Tahliyelere yönelik açıklamalarda da bulunan Yılmaz “Kanunlar nesnel ve objektif çıkartılır. Herkes için çıkartılır. Bir kanun çıkartıldığında ´tutuklama en fazla 5 yıldır´ denildiğinde, eğer bu kimse sevdiğimiz kişi ise çok güzel oldu, sevmediğimiz kişi ise çok kötü oldu denmez. Kanun çıkartılırken hem artısı, hem eksisi düşünülür. Eğer yaptığınız doğru ise onu çıkarmak lazım. Meclisten çıktığına göre, onun millet iradesini yansıttığı kabul edilir. Bir kanun çıkmış. Nedir bu kanun? Anayasa Mahkemesi´ne bireysel başvuru.
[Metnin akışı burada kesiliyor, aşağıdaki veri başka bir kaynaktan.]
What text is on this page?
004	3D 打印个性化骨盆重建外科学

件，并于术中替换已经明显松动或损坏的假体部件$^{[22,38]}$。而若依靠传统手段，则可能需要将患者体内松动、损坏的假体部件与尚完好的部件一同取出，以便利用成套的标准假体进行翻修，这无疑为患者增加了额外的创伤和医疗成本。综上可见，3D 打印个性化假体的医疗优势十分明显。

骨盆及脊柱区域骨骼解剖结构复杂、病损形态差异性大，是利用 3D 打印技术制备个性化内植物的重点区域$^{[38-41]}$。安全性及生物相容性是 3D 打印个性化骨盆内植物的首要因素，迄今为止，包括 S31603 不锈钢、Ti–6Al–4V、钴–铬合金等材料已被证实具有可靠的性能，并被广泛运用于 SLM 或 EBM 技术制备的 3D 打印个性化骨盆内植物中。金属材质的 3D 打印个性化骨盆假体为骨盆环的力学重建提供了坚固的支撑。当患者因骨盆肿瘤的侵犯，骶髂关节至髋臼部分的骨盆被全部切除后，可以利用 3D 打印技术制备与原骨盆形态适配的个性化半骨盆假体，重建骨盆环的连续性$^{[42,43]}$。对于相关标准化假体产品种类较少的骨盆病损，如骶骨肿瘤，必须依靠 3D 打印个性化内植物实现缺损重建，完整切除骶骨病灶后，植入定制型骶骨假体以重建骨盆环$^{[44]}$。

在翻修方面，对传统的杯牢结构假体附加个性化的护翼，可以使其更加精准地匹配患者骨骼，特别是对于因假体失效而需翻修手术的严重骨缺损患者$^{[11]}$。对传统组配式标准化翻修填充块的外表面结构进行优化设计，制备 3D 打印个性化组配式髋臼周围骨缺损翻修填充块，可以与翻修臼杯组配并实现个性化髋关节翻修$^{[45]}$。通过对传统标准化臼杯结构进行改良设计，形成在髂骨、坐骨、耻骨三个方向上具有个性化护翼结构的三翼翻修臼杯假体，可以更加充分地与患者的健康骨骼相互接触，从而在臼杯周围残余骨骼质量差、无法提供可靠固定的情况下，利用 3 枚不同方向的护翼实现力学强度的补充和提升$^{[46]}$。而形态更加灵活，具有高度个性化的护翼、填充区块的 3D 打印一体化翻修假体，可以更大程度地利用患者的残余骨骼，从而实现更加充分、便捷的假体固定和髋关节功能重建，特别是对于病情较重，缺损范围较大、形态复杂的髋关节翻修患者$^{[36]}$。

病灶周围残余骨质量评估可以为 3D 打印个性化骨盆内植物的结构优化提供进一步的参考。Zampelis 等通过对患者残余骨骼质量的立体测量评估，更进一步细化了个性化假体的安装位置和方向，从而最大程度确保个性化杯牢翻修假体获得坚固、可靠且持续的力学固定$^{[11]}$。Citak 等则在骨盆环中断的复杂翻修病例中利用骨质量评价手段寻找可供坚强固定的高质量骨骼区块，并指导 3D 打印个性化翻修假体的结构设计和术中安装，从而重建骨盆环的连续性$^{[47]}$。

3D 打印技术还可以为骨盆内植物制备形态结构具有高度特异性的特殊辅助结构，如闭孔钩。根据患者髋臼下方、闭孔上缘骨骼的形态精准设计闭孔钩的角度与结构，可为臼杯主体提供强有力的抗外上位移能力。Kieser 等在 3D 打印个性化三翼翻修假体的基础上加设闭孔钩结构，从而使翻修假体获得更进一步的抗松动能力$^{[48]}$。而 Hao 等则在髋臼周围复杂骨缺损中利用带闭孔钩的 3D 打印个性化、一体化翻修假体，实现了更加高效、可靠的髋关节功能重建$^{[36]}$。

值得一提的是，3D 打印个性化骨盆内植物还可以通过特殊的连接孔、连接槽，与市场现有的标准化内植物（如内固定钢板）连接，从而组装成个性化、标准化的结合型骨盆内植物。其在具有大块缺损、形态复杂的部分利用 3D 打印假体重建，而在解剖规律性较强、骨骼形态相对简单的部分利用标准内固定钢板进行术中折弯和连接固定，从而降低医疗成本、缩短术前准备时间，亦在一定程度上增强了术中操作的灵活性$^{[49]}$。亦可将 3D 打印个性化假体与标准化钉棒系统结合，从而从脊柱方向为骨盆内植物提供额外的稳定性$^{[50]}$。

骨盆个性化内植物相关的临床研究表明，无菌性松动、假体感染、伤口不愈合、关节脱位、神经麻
Dolayısıyla Anayasa Mahkemesi´ne gitmiş. Bir arkadaşımız karar almış, o karar diyor ki akşamda Resmi Gazete´de yayımlandı, gerekçeleri de orada tek tek yazıyor. Diyor ki herkesin kendisinin adil yargılanmasını talep etme hakkı var. Makul bir sürede yargılanmayı talep etme hakkı var. Suç isnadından sonra mahkeme karar vermişse mahkumiyete dayalı bir tutuklama var fakat mahkumiyete dayalı tutuklama gerekçelerine makul sürede Yargıtay´da itiraz hakkının verilmesi lazım. Mahkeme karar vermiş ancak makul sürede karar yazılamadığından kişi itirazlarını Yargıtay incelemesine sunamamış. Diyor ki ´siz bir gecikmeye sebep oldunuz. Kişinin itirazlarının Yargıtay incelemesine makul sürede sunulamadığı için gerekçeli karar yazılamadığı için burada bir kişinin özgürlüğünden alıkonulmasına ilişkin Anayasal hakkını ihlal ettiniz.´ Bu Sayın İlker Başbuğ için doğruysa, aynı durumda olan diğer insanlar için de geçerlidir. Kendi nefsiniz için ne istiyorsanız, başkaları için de onu isteyin. Hakkın yolu buradan geçer. Kim olursa olsun bizim hakkı teslim etmemiz lazım. Yapılan işler doğrudur. Kanun da koydun 15 günlük sürede gerekçeli karar yazılacak, bunu kat kat aştın o halde burada bir hak ihlali vardır diyorum” dedi.